Earlier today, CMS released data revealing financial ties between physicians and other sectors of the healthcare industry. This August—December 2013 data is now available to the public on CMS’ website and includes 4.4 million transactions amounting to $3.5 billion in payments, involving 546,000 doctors and 1,360 teaching hospitals. The payments disclosed on the website include: consulting fees, speaking fees, research payments, gifts, meals, entertainment, travel, educational items, royalties, honoraria, and charitable contributions.
The release of this data was mandated by the Physician Payment Sunshine Act, part of the Patient Protection and Affordable Care Act, which aims to improve transparency of financial relationships and expose conflicts of interest between physicians and the health care industry. Rules were promulgated requiring manufacturers to disclose certain payments and items of value given to physicians and teaching hospitals.
Starting August 1, 2013, drug and device manufacturers have been required to track all of the following: any “transfer of value” of $10 or more to physicians; transfers of value under $10 that add up to more than $100 a year; and physicians’ ownership stakes in drug and device companies. Once reported to CMS, physicians have the opportunity to review and challenge these disclosures.
Industry and physician groups have criticized this first data release, stating that it raises more questions than answers. Before the data was released, life science trade associations sent a letter to CMS Administrator Marilyn Tavenner expressing concern that the data will be misleading since the public will not understand the context of payments.
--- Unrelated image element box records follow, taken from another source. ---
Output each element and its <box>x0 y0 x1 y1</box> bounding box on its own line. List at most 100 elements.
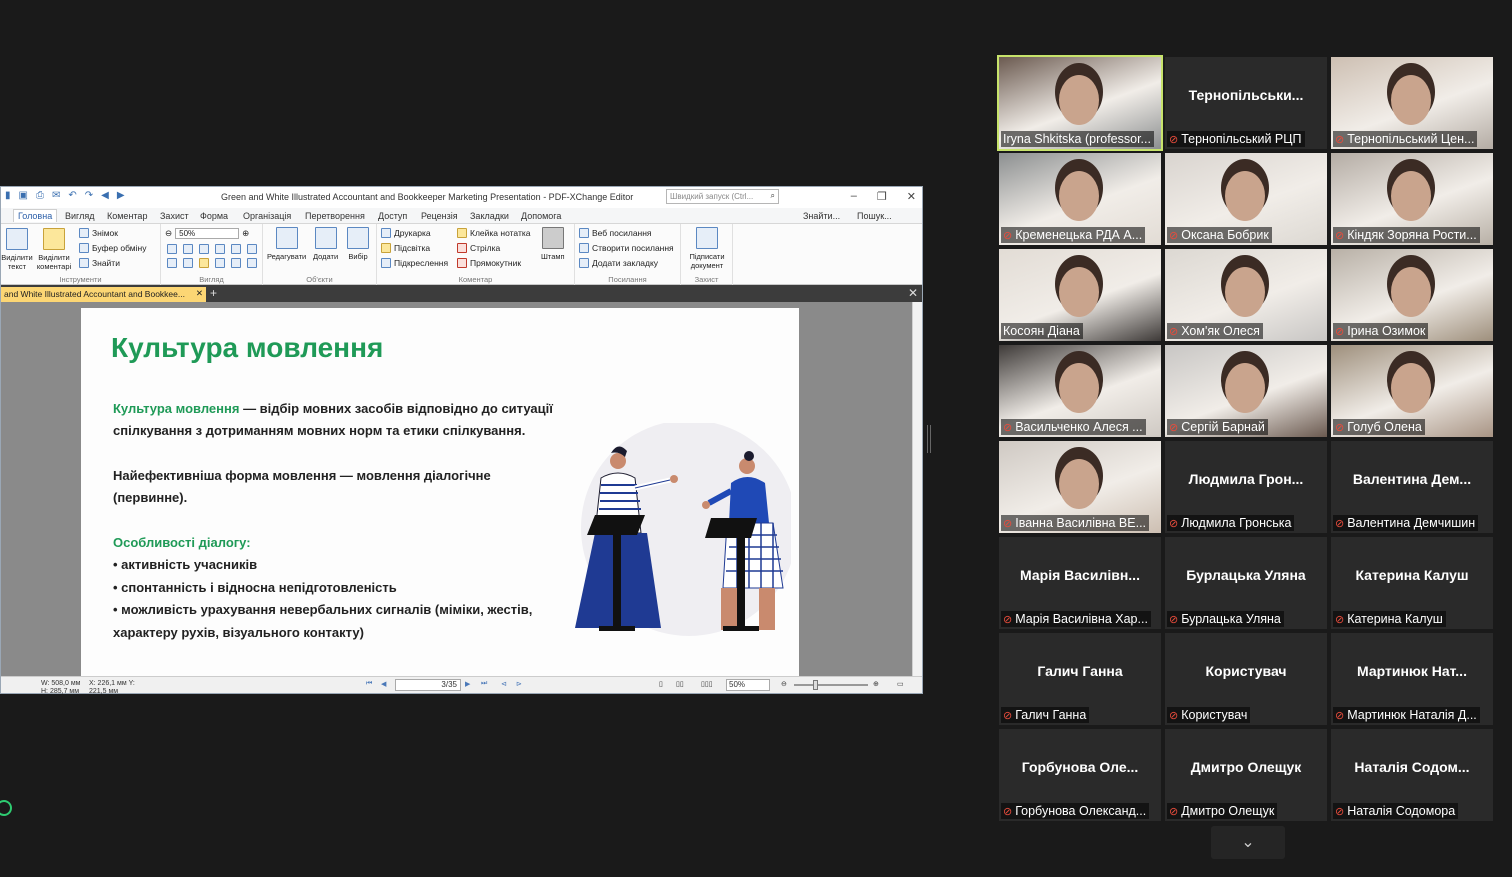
new-tab-button[interactable]: + <box>210 286 217 300</box>
edit-button[interactable]: Редагувати <box>267 227 306 261</box>
clipboard-button[interactable]: Буфер обміну <box>79 243 146 253</box>
participant-tile[interactable]: Косоян Діана <box>999 249 1161 341</box>
rectangle-button[interactable]: Прямокутник <box>457 258 521 268</box>
rotate-left-icon[interactable] <box>231 244 241 254</box>
participant-tile[interactable]: ⊘ Хом'як Олеся <box>1165 249 1327 341</box>
note-icon[interactable] <box>199 258 209 268</box>
page-icon[interactable] <box>215 244 225 254</box>
fullscreen-icon[interactable]: ▭ <box>897 680 904 688</box>
add-bookmark-button[interactable]: Додати закладку <box>579 258 658 268</box>
email-icon[interactable]: ✉ <box>52 190 60 201</box>
participant-tile[interactable]: Iryna Shkitska (professor... <box>997 55 1163 151</box>
participant-tile[interactable]: ⊘ Оксана Бобрик <box>1165 153 1327 245</box>
document-viewport[interactable]: Культура мовлення Культура мовлення — ві… <box>1 302 922 676</box>
participant-tile[interactable]: Тернопільськи... ⊘ Тернопільський РЦП <box>1165 57 1327 149</box>
select-text-button[interactable]: Виділити текст <box>1 228 33 271</box>
zoom-out-icon[interactable]: ⊖ <box>165 228 172 239</box>
panel-splitter[interactable] <box>927 425 931 453</box>
participant-tile[interactable]: Галич Ганна ⊘ Галич Ганна <box>999 633 1161 725</box>
zoom-in-icon[interactable]: ⊕ <box>873 680 879 688</box>
zoom-in-icon[interactable]: ⊕ <box>242 228 249 239</box>
tab-protect[interactable]: Захист <box>160 211 189 221</box>
participant-tile[interactable]: ⊘ Сергій Барнай <box>1165 345 1327 437</box>
document-tab[interactable]: and White Illustrated Accountant and Boo… <box>1 287 206 302</box>
tab-home[interactable]: Головна <box>13 209 58 222</box>
participant-tile[interactable]: ⊘ Ірина Озимок <box>1331 249 1493 341</box>
save-icon[interactable]: ▣ <box>19 190 28 201</box>
select-button[interactable]: Вибір <box>347 227 369 261</box>
web-links-button[interactable]: Веб посилання <box>579 228 652 238</box>
zoom-select[interactable]: 50% <box>175 228 240 239</box>
undo-icon[interactable]: ↶ <box>68 190 76 201</box>
rotate-right-icon[interactable] <box>247 244 257 254</box>
participant-tile[interactable]: ⊘ Іванна Василівна ВЕ... <box>999 441 1161 533</box>
participant-tile[interactable]: Горбунова Оле... ⊘ Горбунова Олександ... <box>999 729 1161 821</box>
participant-tile[interactable]: ⊘ Голуб Олена <box>1331 345 1493 437</box>
facing-icon[interactable]: ▯▯▯ <box>701 680 713 688</box>
tab-share[interactable]: Доступ <box>378 211 407 221</box>
print-icon[interactable]: ⎙ <box>36 190 44 201</box>
tab-bookmarks[interactable]: Закладки <box>470 211 509 221</box>
close-button[interactable]: ✕ <box>907 190 916 203</box>
redo-icon[interactable]: ↷ <box>85 190 93 201</box>
zoom-slider-track[interactable] <box>794 684 868 686</box>
add-button[interactable]: Додати <box>313 227 338 261</box>
zoom-slider-thumb[interactable] <box>813 680 818 690</box>
page-icon[interactable] <box>183 244 193 254</box>
open-icon[interactable]: ▮ <box>5 190 11 201</box>
participant-tile[interactable]: Дмитро Олещук ⊘ Дмитро Олещук <box>1165 729 1327 821</box>
participant-tile[interactable]: Марія Василівн... ⊘ Марія Василівна Хар... <box>999 537 1161 629</box>
layers-icon[interactable] <box>247 258 257 268</box>
next-page-icon[interactable]: ▶ <box>465 680 470 688</box>
participant-tile[interactable]: Бурлацька Уляна ⊘ Бурлацька Уляна <box>1165 537 1327 629</box>
page-icon[interactable] <box>167 244 177 254</box>
tab-form[interactable]: Форма <box>200 211 228 221</box>
forward-icon[interactable]: ▶ <box>117 190 125 201</box>
underline-button[interactable]: Підкреслення <box>381 258 448 268</box>
participant-tile[interactable]: ⊘ Кіндяк Зоряна Рости... <box>1331 153 1493 245</box>
participant-tile[interactable]: Людмила Грон... ⊘ Людмила Гронська <box>1165 441 1327 533</box>
find-button[interactable]: Знайти... <box>803 211 840 221</box>
last-page-icon[interactable]: ⏭ <box>481 680 487 688</box>
participant-tile[interactable]: Користувач ⊘ Користувач <box>1165 633 1327 725</box>
back-icon[interactable]: ◀ <box>101 190 109 201</box>
zoom-out-icon[interactable]: ⊖ <box>781 680 787 688</box>
select-comments-button[interactable]: Виділити коментарі <box>33 228 75 271</box>
prev-page-icon[interactable]: ◀ <box>381 680 386 688</box>
gallery-next-page-button[interactable]: ⌄ <box>1211 826 1285 859</box>
highlight-button[interactable]: Підсвітка <box>381 243 430 253</box>
attachment-icon[interactable] <box>215 258 225 268</box>
single-page-icon[interactable]: ▯ <box>659 680 663 688</box>
quick-launch-input[interactable]: Швидкий запуск (Ctrl... ⌕ <box>666 189 779 204</box>
participant-tile[interactable]: ⊘ Васильченко Алеся ... <box>999 345 1161 437</box>
tab-review[interactable]: Рецензія <box>421 211 458 221</box>
participant-tile[interactable]: Наталія Содом... ⊘ Наталія Содомора <box>1331 729 1493 821</box>
page-icon[interactable] <box>199 244 209 254</box>
participant-tile[interactable]: Мартинюк Нат... ⊘ Мартинюк Наталія Д... <box>1331 633 1493 725</box>
tab-help[interactable]: Допомога <box>521 211 561 221</box>
zoom-control[interactable]: ⊖ 50% ⊕ <box>165 228 249 239</box>
create-link-button[interactable]: Створити посилання <box>579 243 674 253</box>
image-icon[interactable] <box>231 258 241 268</box>
arrow-button[interactable]: Стрілка <box>457 243 500 253</box>
sticky-note-button[interactable]: Клейка нотатка <box>457 228 530 238</box>
page-icon[interactable] <box>183 258 193 268</box>
participant-tile[interactable]: ⊘ Кременецька РДА А... <box>999 153 1161 245</box>
first-page-icon[interactable]: ⏮ <box>366 680 372 688</box>
participant-tile[interactable]: Валентина Дем... ⊘ Валентина Демчишин <box>1331 441 1493 533</box>
find-tool-button[interactable]: Знайти <box>79 258 120 268</box>
close-tab-icon[interactable]: ✕ <box>196 288 203 299</box>
forward-view-icon[interactable]: ⊳ <box>516 680 522 688</box>
sign-document-button[interactable]: Підписати документ <box>685 227 729 270</box>
tab-view[interactable]: Вигляд <box>65 211 95 221</box>
tab-organize[interactable]: Організація <box>243 211 291 221</box>
snapshot-button[interactable]: Знімок <box>79 228 118 238</box>
back-view-icon[interactable]: ⊲ <box>501 680 507 688</box>
participant-tile[interactable]: ⊘ Тернопільський Цен... <box>1331 57 1493 149</box>
restore-button[interactable]: ❐ <box>877 190 887 203</box>
vertical-scrollbar[interactable] <box>912 302 922 676</box>
zoom-dropdown[interactable]: 50% <box>726 679 770 691</box>
bookmark-icon[interactable] <box>167 258 177 268</box>
close-all-icon[interactable]: ✕ <box>908 286 918 300</box>
tab-convert[interactable]: Перетворення <box>305 211 365 221</box>
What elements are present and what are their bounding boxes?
In August, the American Medical Association requested a delay in the release, stating that physicians were not provided adequate time to confirm the accuracy of the reported payments. CMS ultimately decided to withhold about one-third of reported payments due to suspected inaccuracies.
The press has also been critical of CMS’ data. Although the goal of the release is increased transparency, the website is not user-friendly. The Wall Street Journal summarizes the problems: there is no search box; there are multiple databases; there are no bottom-line numbers; the chart has numerous columns, making it difficult to peruse. In spite of these shortcomings, various news outlets and organizations, including Policy & Medicine, have analyzed and aggregated the data for the public.
The next release of data covering the 2014 calendar year will occur in the summer of 2015. In the meantime, we will be watching to see if this new transparency leads to any changes in the relationships between physicians and drug and device manufacturers.